Why You'll Love This
A five-year-old dies on page one — and the real story is what grief does to everyone left standing.
- Great if you want: family drama that cuts deep without flinching from hard truths
- The experience: quietly devastating — slow and emotional, not plot-driven
- The writing: Thomas shifts perspectives fluidly, giving each character their own grief logic
- Skip if: child loss as a premise is too painful to sit with
About This Book
Every family believes it can survive anything — until the moment that belief is tested beyond recovery. When five-year-old Jonah dies in a sudden accident, the Davenport family is left shattered, each member absorbing the loss in a different and quietly devastating way. Janis Thomas builds her story around a simple but brutal truth: grief doesn't unite people automatically. It exposes them — their secrets, their regrets, their capacity for blame — and what the Davenports do with that exposure is the emotional engine driving every page.

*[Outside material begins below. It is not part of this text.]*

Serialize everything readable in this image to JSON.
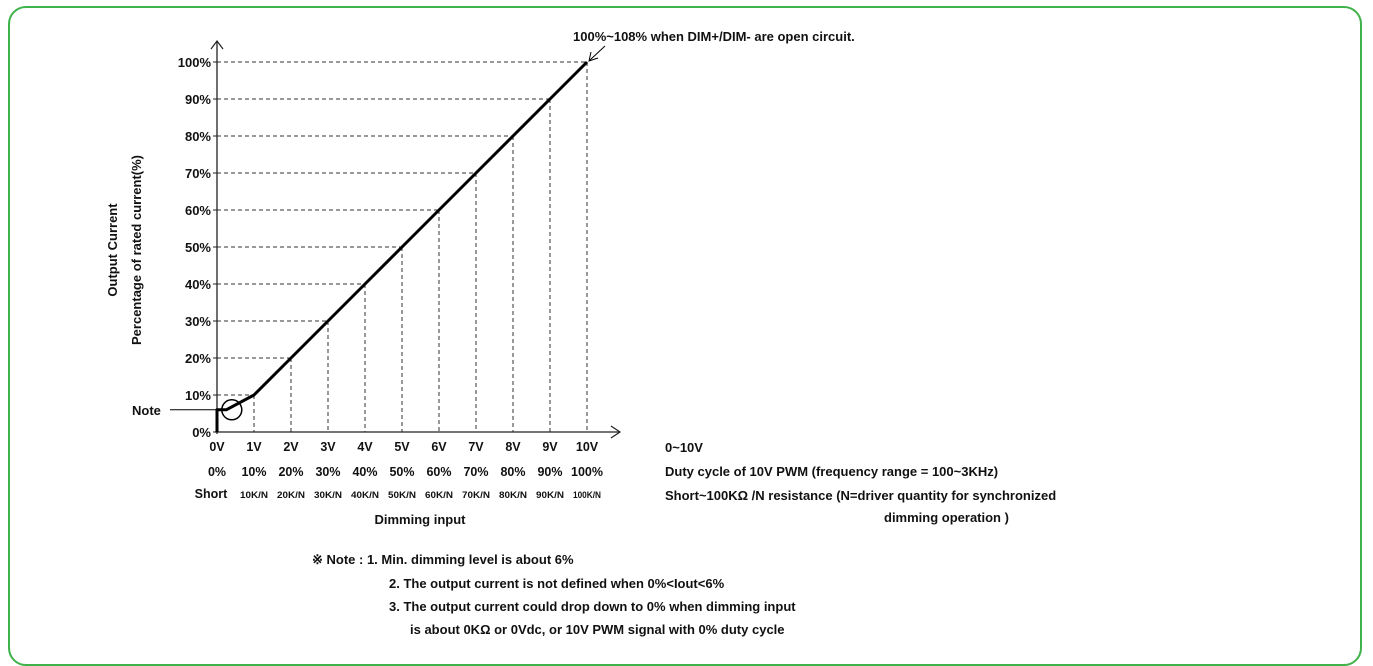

What makes this novel linger is Thomas's decision to give every family member their own interior life, rendered with patience and without judgment. The multiple perspectives don't fragment the story; they deepen it, showing how a single tragedy can mean something entirely different depending on where you're standing. The prose is grounded and observational rather than showy, which suits the subject perfectly — this is a book that earns its emotional weight through accumulation and restraint rather than dramatic flourish. Readers who appreciate character-driven fiction will find themselves genuinely invested in whether this family finds its way back to each other.